Hoping beyond all hope that Firefox remembered what I had last typed, I opened it again. Great! It loaded the title. Awesome! It even loaded my keywords. But right here, where it says Blog Entry… completely blank. A fresh white page to fill in with all my deepest darkest memories. But I already did that!
And now I don't have time to blog, because I have to go clean up the house. I have to clean up all those things that I threw all over the place. The broken vases must be swept up. The pieces of food picked out of the crannies and the sticky drinks mopped from the floor. I might even have to get my hand splinted from the karate chop I did on our coffee table.

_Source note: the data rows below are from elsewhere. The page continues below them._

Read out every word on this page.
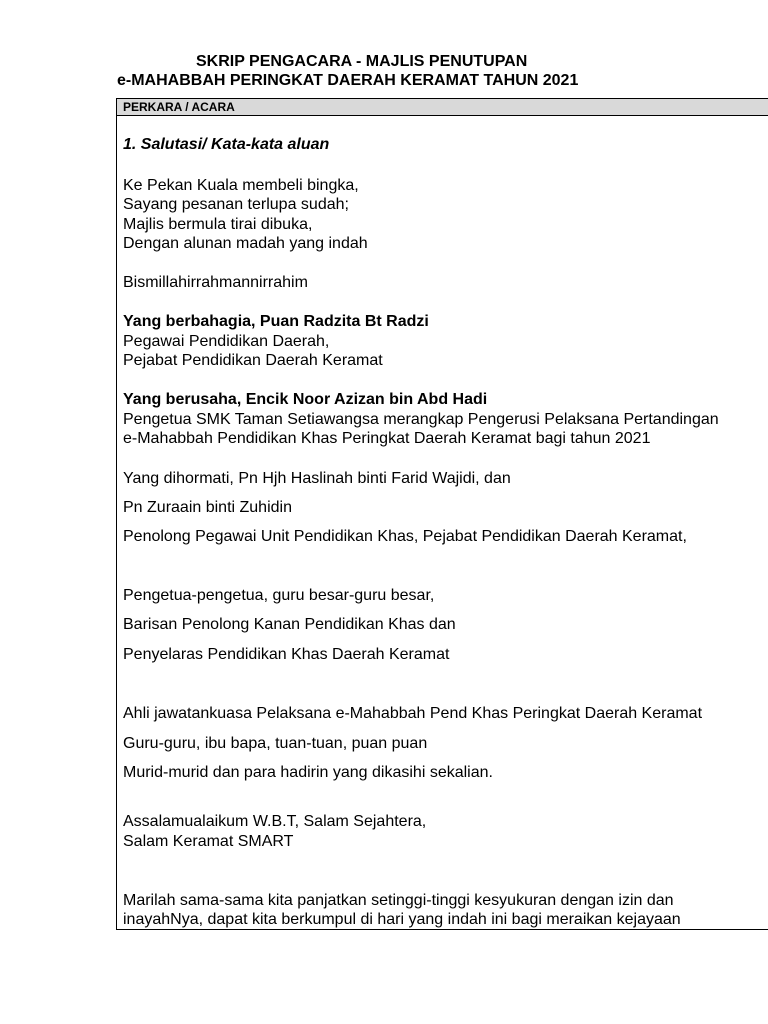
SKRIP PENGACARA - MAJLIS PENUTUPAN
e-MAHABBAH PERINGKAT DAERAH KERAMAT TAHUN 2021
PERKARA / ACARA
1. Salutasi/ Kata-kata aluan
Ke Pekan Kuala membeli bingka,
Sayang pesanan terlupa sudah;
Majlis bermula tirai dibuka,
Dengan alunan madah yang indah
Bismillahirrahmannirrahim
Yang berbahagia, Puan Radzita Bt Radzi
Pegawai Pendidikan Daerah,
Pejabat Pendidikan Daerah Keramat
Yang berusaha, Encik Noor Azizan bin Abd Hadi
Pengetua SMK Taman Setiawangsa merangkap Pengerusi Pelaksana Pertandingan
e-Mahabbah Pendidikan Khas Peringkat Daerah Keramat bagi tahun 2021
Yang dihormati, Pn Hjh Haslinah binti Farid Wajidi, dan
Pn Zuraain binti Zuhidin
Penolong Pegawai Unit Pendidikan Khas, Pejabat Pendidikan Daerah Keramat,
Pengetua-pengetua, guru besar-guru besar,
Barisan Penolong Kanan Pendidikan Khas dan
Penyelaras Pendidikan Khas Daerah Keramat
Ahli jawatankuasa Pelaksana e-Mahabbah Pend Khas Peringkat Daerah Keramat
Guru-guru, ibu bapa, tuan-tuan, puan puan
Murid-murid dan para hadirin yang dikasihi sekalian.
Assalamualaikum W.B.T, Salam Sejahtera,
Salam Keramat SMART
Marilah sama-sama kita panjatkan setinggi-tinggi kesyukuran dengan izin dan
inayahNya, dapat kita berkumpul di hari yang indah ini bagi meraikan kejayaan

In this day and age of amazing technological things, why the hell doesn't Red Room have the ability to save drafts of blog posts that you are working on? This may come across as super snarky, but Gaddarnit, isn't it true? I mean, my own personal Wordpress blog has that ability. I can always go back and rework something. But this überprofessional blog site doesn't?
Okay, it's all my fault for hitting the wrong button. But wouldn't it be in this site's interest to want to save what people are saying? Wouldn't it be better for them if they made these things foolproof. I mean us writers, we ain't always technonerds. We do know about backing things up, but gosh, if we don't even have that option, what are we supposed to do?
Since this is all I'm able to think of right now, I'm counting this as my first memory. Maybe if I come out of this angry stupor, I might be able to look back a few more minutes. I might be able to rewrite the post. I might even be able to share my more distant memories of being a kid on a spy base in northern England.